See local_add_specialize()

mul specialization

Several special cases of mul() exist, and this optimization tries to recognize them. Some examples include: * mul(x,x) -> x**2 * mul(x,0) -> zeros_like(x) * mul(x, -1) -> neg(x)

See local_mul_specialize()

pow specialization

Several special cases of pow() exist, and this optimization tries to recognize them. Some examples include: * pow(x,2) -> x**2 * pow(x,0) -> ones_like(x) * pow(x, -0.5) -> inv(sqrt(x))

See local_pow_specialize()

inplace_setsubtensor

In order to be a pure Op, setsubtensor must copy its entire input, and modify just the subtensor in question (possibly a single element). It is much more efficient to modify that element inplace.

See local_inplace_setsubtensor()

gemm

Numerical libraries such as MKL and ATLAS implement the BLAS-level-3 interface, and provide a function GEMM that implements Z \leftarrow \alpha A \cdot B + \beta Z, for matrices A, B and Z, and scalars \alpha, \beta.

This optimization tries to rearrange a variety of linear algebra expressions into one or more instances of this motif, and replace them each with a single Gemm Op.

See GemmOptimizer

inplace_elemwise

When one of the inputs to an elementwise expression has the same type and shape as the output, and is no longer needed for computation after the elemwise expression is evaluated, then we can reuse the storage of the input to store the output.

See insert_inplace_optimizer()

inplace_random

Typically when a graph uses random numbers, the RandomState is stored in a shared variable, used once per call and, updated after each function call. In this common case, it makes sense to update the random number generator in-place.

See random_make_inplace()

elemwise fusion

This optimization compresses subgraphs of computationally cheap elementwise operations into a single Op that does the whole job in a single pass over the inputs (like loop fusion). This is a win when transfer from main memory to the CPU (or from graphics memory to the GPU) is a bottleneck.

See FusionOptimizer

GPU transfer

The current strategy for choosing which expressions to evaluate on the CPU and which to evaluate on the GPU is a greedy one.

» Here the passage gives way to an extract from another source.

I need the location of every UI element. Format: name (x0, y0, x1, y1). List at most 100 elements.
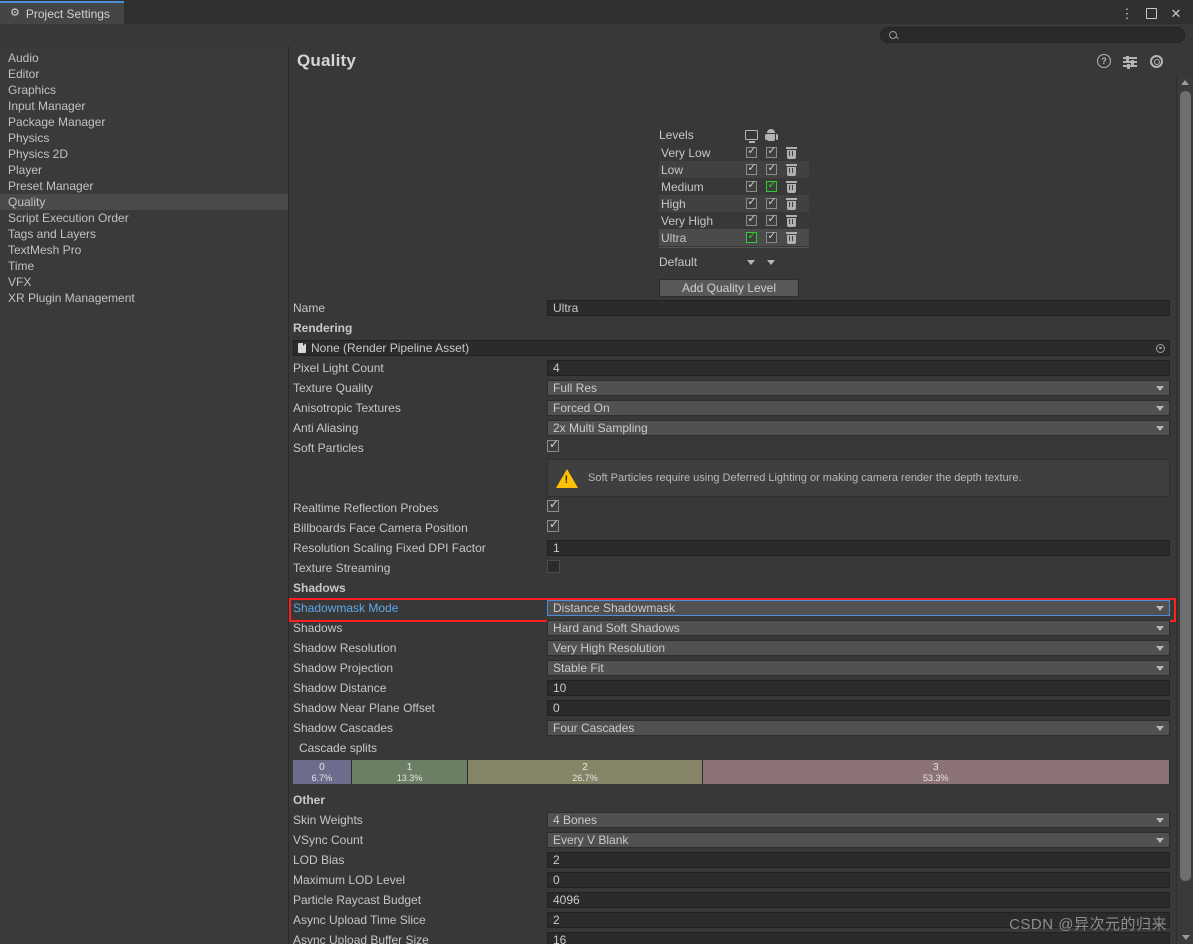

There are a number of Ops *TODO* with GPU implementations and whenever we find a graph copying data from GPU to CPU in order to evaluate an expression that could have been evaluated on the GPU, we substitute the GPU version of that Op for the CPU version. Likewise if we are copying the output of a Op with a GPU implementation to the GPU, then we substitute the GPU version for the CPU version. In this way, if all goes well, this procedure will result in a graph with the following form:

  1. copy non-shared inputs to GPU
  2. carry out most/all computations on the GPU
  3. copy output back to CPU

When using a GPU, shared() will default to GPU storage for ‘float32’ ndarray arguments, and these shared variables act as seeds for the greedy algorithm.

See theano.sandbox.cuda.opt.*().

local_log_softmax
This is a stabilization optimization. It can happen due to rounding errors that the softmax probability of one value gets to 0. Taking the log of 0 would generate -inf that will probably generate NaN later. We return a closer answer.
local_remove_all_assert

This is an unsafe optimization. For the fastest possible Theano, this optimization can be enabled by setting optimizer_including=local_remove_all_assert which will remove all assertions in the graph for checking user inputs are valid. Use this optimization if you are sure everthing is valid in your graph.